Cape Town - Government will continue to assist the Reserve Bank to accumulate foreign exchange reserves and engage in foreign currency swaps to moderate the effect of capital inflows on the exchange rate, the Minister of Finance Pravin Gordhan revealed today.
Gordhan said in his Budget Speech, the Rand last year appreciated by 12% against a trade-weighted basket of currencies.
From December last year, to halfway through this month, the rand depreciated by about 10%.
The Reserve Bank spent R53 billion on foreign exchange reserve accumulation in 2010 - about 2% of GDP.
South Africa's foreign exchange reserves last year increased by US$5.8 billion to US$45.5 billion.
Between last month and August last year, the Reserve Bank entered into long-term currency swaps worth US$4.3 billion, to sterilise foreign currency flows.
While capital inflows to developing countries are expected to continue over the long term, they will remain "inherently volatile," said Gordhan.
Net private inflows to emerging markets increased to US$908 billion last year from US$581 billion in 2009.
The Rand was not alone in its strong appreciation last year - strong capital flows during 2010 led to significant appreciation of several emerging currencies, such as the Brazilian Real, the
Indonesian Rupee and the South Korean Won.

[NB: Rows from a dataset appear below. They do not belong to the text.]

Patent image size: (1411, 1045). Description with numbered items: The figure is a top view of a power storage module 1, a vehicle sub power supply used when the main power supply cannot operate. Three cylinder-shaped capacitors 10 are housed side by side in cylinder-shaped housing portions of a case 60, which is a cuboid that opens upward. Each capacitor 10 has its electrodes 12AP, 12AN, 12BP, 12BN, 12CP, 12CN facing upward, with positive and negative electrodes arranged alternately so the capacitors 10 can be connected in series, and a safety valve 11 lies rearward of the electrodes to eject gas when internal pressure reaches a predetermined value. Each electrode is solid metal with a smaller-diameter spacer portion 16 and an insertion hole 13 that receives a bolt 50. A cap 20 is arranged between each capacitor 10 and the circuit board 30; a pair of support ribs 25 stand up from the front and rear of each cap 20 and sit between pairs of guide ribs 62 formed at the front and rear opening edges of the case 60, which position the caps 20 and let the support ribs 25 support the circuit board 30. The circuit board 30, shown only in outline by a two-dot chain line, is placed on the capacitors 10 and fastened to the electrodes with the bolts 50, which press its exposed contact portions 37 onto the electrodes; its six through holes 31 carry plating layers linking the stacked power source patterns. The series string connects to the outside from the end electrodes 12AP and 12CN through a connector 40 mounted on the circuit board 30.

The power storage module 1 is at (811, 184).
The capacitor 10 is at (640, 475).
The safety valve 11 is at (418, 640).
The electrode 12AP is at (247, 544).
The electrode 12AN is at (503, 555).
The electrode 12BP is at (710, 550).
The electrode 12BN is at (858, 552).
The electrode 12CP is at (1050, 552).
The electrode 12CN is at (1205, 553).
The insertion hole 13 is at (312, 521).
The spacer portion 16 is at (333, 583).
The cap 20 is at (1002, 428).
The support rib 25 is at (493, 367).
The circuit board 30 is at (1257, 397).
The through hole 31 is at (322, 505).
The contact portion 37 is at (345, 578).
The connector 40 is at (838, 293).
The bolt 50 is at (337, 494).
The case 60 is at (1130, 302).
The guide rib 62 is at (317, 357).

Gordhan said the capital inflow management problem was largely confined to a subset of emerging market economies, namely: Brazil, China, India, Indonesia, Malaysia, Mexico, South Africa and Turkey, which received 95 percent of portfolio equity flows to emerging countries last year.
He said last year the accumulation of reserves was the tool widely used to manage capital inflows.

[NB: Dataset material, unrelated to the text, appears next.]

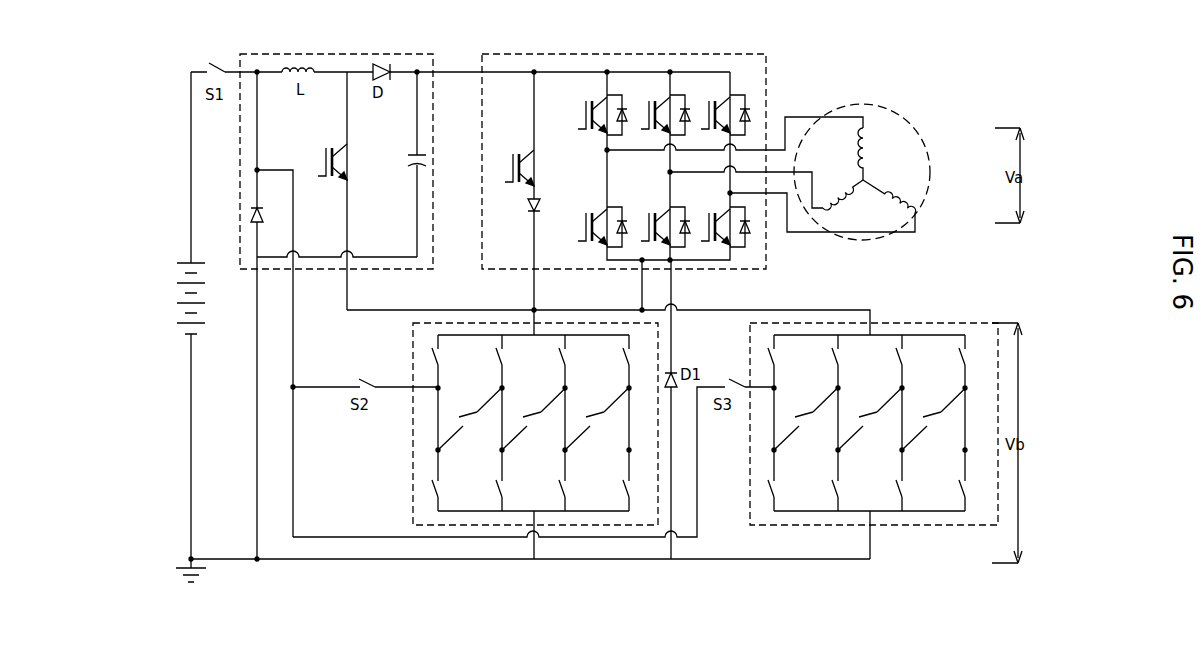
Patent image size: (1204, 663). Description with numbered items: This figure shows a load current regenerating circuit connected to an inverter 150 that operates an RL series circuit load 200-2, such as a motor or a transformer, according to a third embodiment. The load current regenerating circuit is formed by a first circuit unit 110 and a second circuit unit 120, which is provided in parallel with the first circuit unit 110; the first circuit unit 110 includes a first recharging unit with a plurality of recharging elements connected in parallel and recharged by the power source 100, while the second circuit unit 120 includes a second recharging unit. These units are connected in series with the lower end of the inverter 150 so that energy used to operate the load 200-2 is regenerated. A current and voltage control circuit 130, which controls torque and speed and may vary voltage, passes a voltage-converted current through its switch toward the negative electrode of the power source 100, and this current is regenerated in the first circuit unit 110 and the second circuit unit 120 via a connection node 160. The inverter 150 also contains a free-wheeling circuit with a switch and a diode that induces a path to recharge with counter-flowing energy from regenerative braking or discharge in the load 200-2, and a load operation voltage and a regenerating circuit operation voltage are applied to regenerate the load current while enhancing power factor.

Gordhan said the Institute for International Finance expects these inflows to remain high during this year.
While high capital inflows can help finance domestic investment, they represent a risk as they can contribute to overvalued currencies and create domestic asset bubbles.
Gordhan said the IMF is promoting international "rules of the road" to manage capital flows and forestall the rush to protectionism or competitive devaluations.